Un second coup s'abattit. Un rugissement emplit ma tête et le noir tomba sur mes yeux tandis qu'en moi le noyau de ma vie semblait se soulever lentement à travers les muscles déchirés, expulsé de mon corps par cette dernière et indescriptible agonie.
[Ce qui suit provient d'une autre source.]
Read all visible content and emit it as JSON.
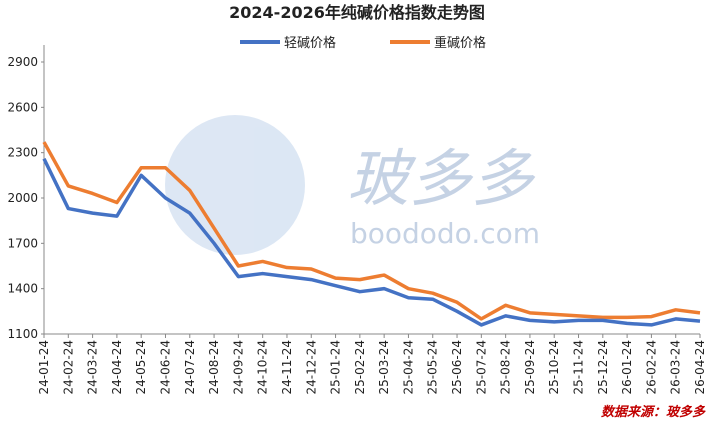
{
  "chart_data": {
    "type": "line",
    "title": "2024-2026年纯碱价格指数走势图",
    "watermark": "玻多多",
    "watermark_url": "boododo.com",
    "source": "数据来源：玻多多",
    "categories": [
      "24-01-24",
      "24-02-24",
      "24-03-24",
      "24-04-24",
      "24-05-24",
      "24-06-24",
      "24-07-24",
      "24-08-24",
      "24-09-24",
      "24-10-24",
      "24-11-24",
      "24-12-24",
      "25-01-24",
      "25-02-24",
      "25-03-24",
      "25-04-24",
      "25-05-24",
      "25-06-24",
      "25-07-24",
      "25-08-24",
      "25-09-24",
      "25-10-24",
      "25-11-24",
      "25-12-24",
      "26-01-24",
      "26-02-24",
      "26-03-24",
      "26-04-24"
    ],
    "series": [
      {
        "name": "轻碱价格",
        "color": "#4472c4",
        "values": [
          2260,
          1930,
          1900,
          1880,
          2150,
          2000,
          1900,
          1700,
          1480,
          1500,
          1480,
          1460,
          1420,
          1380,
          1400,
          1340,
          1330,
          1250,
          1160,
          1220,
          1190,
          1180,
          1190,
          1190,
          1170,
          1160,
          1200,
          1185
        ]
      },
      {
        "name": "重碱价格",
        "color": "#ed7d31",
        "values": [
          2370,
          2080,
          2030,
          1970,
          2200,
          2200,
          2050,
          1800,
          1550,
          1580,
          1540,
          1530,
          1470,
          1460,
          1490,
          1400,
          1370,
          1310,
          1200,
          1290,
          1240,
          1230,
          1220,
          1210,
          1210,
          1215,
          1260,
          1240
        ]
      }
    ],
    "ylim": [
      1100,
      2900
    ],
    "yticks": [
      1100,
      1400,
      1700,
      2000,
      2300,
      2600,
      2900
    ],
    "legend": "top"
  }
}
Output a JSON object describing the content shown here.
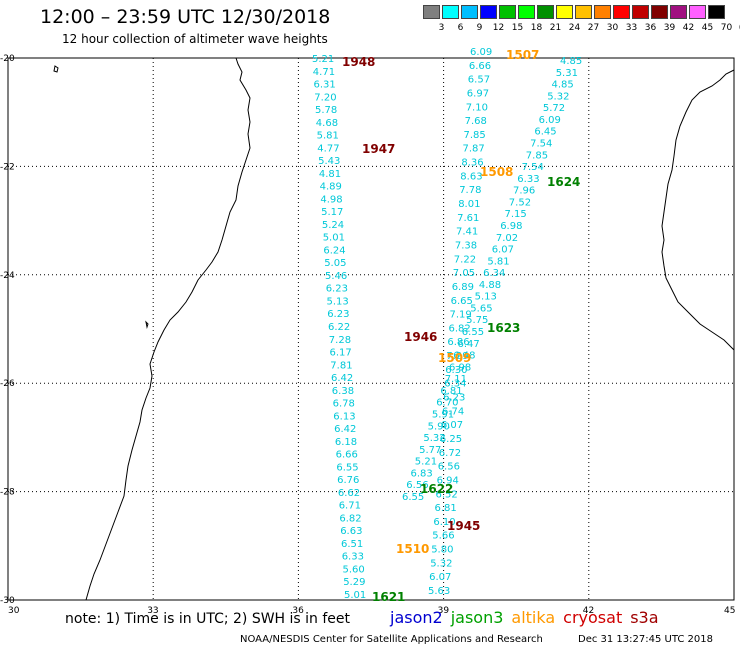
{
  "title": "12:00 – 23:59 UTC 12/30/2018",
  "subtitle": "12 hour collection of altimeter wave heights",
  "color_scale": {
    "labels": [
      "3",
      "6",
      "9",
      "12",
      "15",
      "18",
      "21",
      "24",
      "27",
      "30",
      "33",
      "36",
      "39",
      "42",
      "45",
      "70",
      "(ft)"
    ],
    "colors": [
      "#7f7f7f",
      "#00ffff",
      "#00bfff",
      "#0000ff",
      "#00c000",
      "#00ff00",
      "#009000",
      "#ffff00",
      "#ffc000",
      "#ff8000",
      "#ff0000",
      "#c00000",
      "#800000",
      "#a01080",
      "#ff60ff",
      "#000000"
    ]
  },
  "axes": {
    "lon_ticks": [
      "30",
      "33",
      "36",
      "39",
      "42",
      "45"
    ],
    "lat_ticks": [
      "-20",
      "-22",
      "-24",
      "-26",
      "-28",
      "-30"
    ]
  },
  "note": "note: 1) Time is in UTC; 2) SWH is in feet",
  "satellites": [
    {
      "name": "jason2",
      "color": "#0000d0"
    },
    {
      "name": "jason3",
      "color": "#00a000"
    },
    {
      "name": "altika",
      "color": "#ff9900"
    },
    {
      "name": "cryosat",
      "color": "#d00000"
    },
    {
      "name": "s3a",
      "color": "#a00000"
    }
  ],
  "footer": {
    "center": "NOAA/NESDIS Center for Satellite Applications and Research",
    "timestamp": "Dec 31 13:27:45 UTC 2018"
  },
  "pass_labels": [
    {
      "text": "1948",
      "color": "#800000"
    },
    {
      "text": "1947",
      "color": "#800000"
    },
    {
      "text": "1946",
      "color": "#800000"
    },
    {
      "text": "1945",
      "color": "#800000"
    },
    {
      "text": "1507",
      "color": "#ff9900"
    },
    {
      "text": "1508",
      "color": "#ff9900"
    },
    {
      "text": "1509",
      "color": "#ff9900"
    },
    {
      "text": "1510",
      "color": "#ff9900"
    },
    {
      "text": "1624",
      "color": "#008000"
    },
    {
      "text": "1623",
      "color": "#008000"
    },
    {
      "text": "1622",
      "color": "#008000"
    },
    {
      "text": "1621",
      "color": "#008000"
    }
  ],
  "tracks": [
    {
      "name": "track-1948-1946",
      "color": "#00c8d8",
      "values": [
        "5.21",
        "4.71",
        "6.31",
        "7.20",
        "5.78",
        "4.68",
        "5.81",
        "4.77",
        "5.43",
        "4.81",
        "4.89",
        "4.98",
        "5.17",
        "5.24",
        "5.01",
        "6.24",
        "5.05",
        "5.46",
        "6.23",
        "5.13",
        "6.23",
        "6.22",
        "7.28",
        "6.17",
        "7.81",
        "6.42",
        "6.38",
        "6.78",
        "6.13",
        "6.42",
        "6.18",
        "6.66",
        "6.55",
        "6.76",
        "6.62",
        "6.71",
        "6.82",
        "6.63",
        "6.51",
        "6.33",
        "5.60",
        "5.29",
        "5.01"
      ]
    },
    {
      "name": "track-1507-1510",
      "color": "#00c8d8",
      "values": [
        "6.09",
        "6.66",
        "6.57",
        "6.97",
        "7.10",
        "7.68",
        "7.85",
        "7.87",
        "8.36",
        "8.63",
        "7.78",
        "8.01",
        "7.61",
        "7.41",
        "7.38",
        "7.22",
        "7.05",
        "6.89",
        "6.65",
        "7.19",
        "6.82",
        "6.86",
        "7.29",
        "6.30",
        "6.34",
        "6.23",
        "6.74",
        "6.07",
        "6.25",
        "6.72",
        "6.56",
        "6.94",
        "6.52",
        "6.81",
        "6.10",
        "5.66",
        "5.80",
        "5.32",
        "6.07",
        "5.63"
      ]
    },
    {
      "name": "track-1624-1622",
      "color": "#00c8d8",
      "values": [
        "4.85",
        "5.31",
        "4.85",
        "5.32",
        "5.72",
        "6.09",
        "6.45",
        "7.54",
        "7.85",
        "7.54",
        "6.33",
        "7.96",
        "7.52",
        "7.15",
        "6.98",
        "7.02",
        "6.07",
        "5.81",
        "6.34",
        "4.88",
        "5.13",
        "5.65",
        "5.75",
        "6.55",
        "6.47",
        "6.48",
        "6.98",
        "7.11",
        "6.81",
        "6.70",
        "5.91",
        "5.90",
        "5.32",
        "5.77",
        "5.21",
        "6.83",
        "6.56",
        "6.55"
      ]
    }
  ]
}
Je sus ensuite que deux hommes me traînaient, chacun me tirant par une jambe, comme pour m'écarteler, tandis qu'un troisième, sur mon dos, me chevauchait. Puis, Hadjim appela. Ils m'aspergèrent le visage d'eau, me mirent debout. Pendant qu'en proie aux nausées, je sanglotais, demandais grâce, ils me soutenaient entre eux pour me conduire jusqu'à son lit. Mais il me repoussa d'un air dégoûté, les maudissant de croire, les idiots, qu'il avait besoin d'un partenaire ruisselant de sang et d'eau, dépiauté et souillé de la tête aux pieds. Sans doute ne m'avaient-ils pas plus rossé que d'usage ; mais j'avais le cuir moins résistant que ne l'a un Arabe. Alors, tout penaud, le caporal, le plus jeune et, physiquement, le mieux de tous, dut rester, tandis que les autres m'emportaient dans l'escalier étroit et m'entraînaient dans la rue. La fraîcheur de la nuit sur mes chairs brûlantes et d'éclat immuable des étoiles après l'horreur de l'heure passée, m'arrachèrent de nouvelles larmes. Les soldats, maintenant plus libres, essayaient de me consoler à leur manière, me disant que les hommes doivent souffrir les désirs de leurs officiers ou payer, comme je venais de le faire, d'une plus grande souffrance encore.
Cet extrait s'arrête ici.